He pointed to Hungarian policies of full employment and low immigration, both key factors to the country’s success, while dismissing the EU’s insistence that Hungary should take in thousands more migrants.

Orban told an EU summit in Gothenburg this week that each country should manage their own affairs and “we Hungarians do not intend to replace our own model either”.

Viktor Orban is polling at 61 percent, with his Fidesz party the favorite in next year’s vote, while Germany’s open-border enthusiast Angela Merkel, has slipped in the polls to 29 percent.

“The most important danger is the debate between globalists and nations,” Orban had told a conference of Hungarian diaspora in Budapest earlier. “Europe has decided that it can step into a post-Christian and post-nation world.”

Immigration policy will be a key factor shaping the vote, said Orban. Hungary, together with Poland, Slovakia and the Czech Republic, remain largely homogeneous, and have all rejected mandatory EU quotas for housing immigrants. Orban noted that common ground with the next Austrian government in EU debates will also be “easy”.

Hungary does not believe immigration will solve its demographic problems of an aging population and a looming labor shortage, Orban had told Bloomberg news earlier. Instead, family-friendly policies to increase the population, make more sense, he said.

It has meanwhile been estimated that migrants could set the German economy back by more than a trillion euros.

Financial economist Bernd Raffelhüschen warned that Germany’s overall debt currently stands at €6.2 trillion. The long term costs of the original migrant crisis totals some €878 billion, but a “second generation” of migants struggling to integrate could push the cost up further.

Raffelhüschen said migrants pay less into the social security system than native Germans during their lifetime, and foreigners have contributed towards a negative fiscal balance.

Even though Germans received higher pensions – since on average they had contributed more during their lifetime – the state still profits more from Germans than from foreigners.

Last year, 2.1 million immigrants entered the country, more than half of them refugees.
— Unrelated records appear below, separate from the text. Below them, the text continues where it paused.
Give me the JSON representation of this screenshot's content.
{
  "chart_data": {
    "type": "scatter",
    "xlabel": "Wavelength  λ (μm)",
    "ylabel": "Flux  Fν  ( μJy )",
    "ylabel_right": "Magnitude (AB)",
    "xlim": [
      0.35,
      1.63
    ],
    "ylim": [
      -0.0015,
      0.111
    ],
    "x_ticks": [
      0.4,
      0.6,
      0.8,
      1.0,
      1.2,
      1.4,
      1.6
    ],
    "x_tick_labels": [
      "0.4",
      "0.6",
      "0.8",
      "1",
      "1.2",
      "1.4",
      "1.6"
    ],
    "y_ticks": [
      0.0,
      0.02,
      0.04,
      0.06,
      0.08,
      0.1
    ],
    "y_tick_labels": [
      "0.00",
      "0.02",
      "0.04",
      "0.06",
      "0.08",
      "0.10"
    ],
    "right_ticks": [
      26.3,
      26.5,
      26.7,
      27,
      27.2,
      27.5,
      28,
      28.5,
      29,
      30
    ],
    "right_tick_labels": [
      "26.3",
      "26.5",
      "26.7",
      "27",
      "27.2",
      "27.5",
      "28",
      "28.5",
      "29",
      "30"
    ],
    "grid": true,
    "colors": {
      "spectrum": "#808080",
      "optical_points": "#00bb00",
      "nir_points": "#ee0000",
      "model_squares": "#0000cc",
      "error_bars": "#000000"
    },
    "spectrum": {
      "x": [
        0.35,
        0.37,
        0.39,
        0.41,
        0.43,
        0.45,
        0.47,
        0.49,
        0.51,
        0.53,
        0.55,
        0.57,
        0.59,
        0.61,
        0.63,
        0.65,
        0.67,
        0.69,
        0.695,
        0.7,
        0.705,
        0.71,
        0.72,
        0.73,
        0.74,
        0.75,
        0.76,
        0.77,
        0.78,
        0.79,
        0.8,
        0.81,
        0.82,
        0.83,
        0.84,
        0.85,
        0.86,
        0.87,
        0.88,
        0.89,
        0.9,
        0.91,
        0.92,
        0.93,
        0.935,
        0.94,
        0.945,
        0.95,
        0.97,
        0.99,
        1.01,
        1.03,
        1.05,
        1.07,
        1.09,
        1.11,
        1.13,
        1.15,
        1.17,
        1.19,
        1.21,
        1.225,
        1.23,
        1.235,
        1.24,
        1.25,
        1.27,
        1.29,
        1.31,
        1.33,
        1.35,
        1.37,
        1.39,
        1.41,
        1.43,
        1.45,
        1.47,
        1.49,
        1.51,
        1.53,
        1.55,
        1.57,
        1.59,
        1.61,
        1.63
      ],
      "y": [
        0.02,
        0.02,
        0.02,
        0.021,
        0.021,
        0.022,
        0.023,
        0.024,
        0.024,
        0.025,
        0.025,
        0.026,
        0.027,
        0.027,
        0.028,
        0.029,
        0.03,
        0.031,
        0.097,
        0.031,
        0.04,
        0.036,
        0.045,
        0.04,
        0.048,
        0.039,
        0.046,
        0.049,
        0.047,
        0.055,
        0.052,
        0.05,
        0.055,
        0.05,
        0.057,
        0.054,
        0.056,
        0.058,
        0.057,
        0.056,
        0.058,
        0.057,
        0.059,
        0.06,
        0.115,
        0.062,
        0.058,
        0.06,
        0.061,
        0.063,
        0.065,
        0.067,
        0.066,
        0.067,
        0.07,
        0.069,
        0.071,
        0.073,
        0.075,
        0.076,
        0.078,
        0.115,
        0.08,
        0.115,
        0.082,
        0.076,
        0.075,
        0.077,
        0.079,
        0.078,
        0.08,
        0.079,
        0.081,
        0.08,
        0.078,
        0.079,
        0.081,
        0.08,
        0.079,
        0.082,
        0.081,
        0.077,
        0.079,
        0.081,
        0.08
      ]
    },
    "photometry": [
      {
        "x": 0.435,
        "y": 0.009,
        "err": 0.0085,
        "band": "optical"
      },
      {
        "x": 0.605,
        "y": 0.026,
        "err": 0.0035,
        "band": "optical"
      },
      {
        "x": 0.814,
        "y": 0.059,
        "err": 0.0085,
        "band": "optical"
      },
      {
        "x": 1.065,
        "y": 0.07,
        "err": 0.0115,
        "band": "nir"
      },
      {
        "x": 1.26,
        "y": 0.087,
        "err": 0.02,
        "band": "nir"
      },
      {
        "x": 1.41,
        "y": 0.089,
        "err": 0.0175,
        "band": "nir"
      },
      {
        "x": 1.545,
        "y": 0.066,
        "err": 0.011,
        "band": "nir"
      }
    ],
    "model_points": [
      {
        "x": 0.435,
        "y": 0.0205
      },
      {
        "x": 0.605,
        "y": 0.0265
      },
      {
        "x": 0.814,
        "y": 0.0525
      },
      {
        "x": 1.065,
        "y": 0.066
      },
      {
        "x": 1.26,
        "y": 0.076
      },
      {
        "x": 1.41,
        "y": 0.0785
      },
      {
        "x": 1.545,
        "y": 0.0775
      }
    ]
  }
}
The economist said only a controlled immigration system to limit the flow of migrants could help to solve Germany’s economic problems.

“Germany can’t afford uncontrolled immigration permanently,” according to Raffelhüschen. “Politicians now have to ensure the best possible integration to at least curb the costs partly.”

The foundation Marktwirschaft also believes Germany is not profiting from the tidal wave of migrants.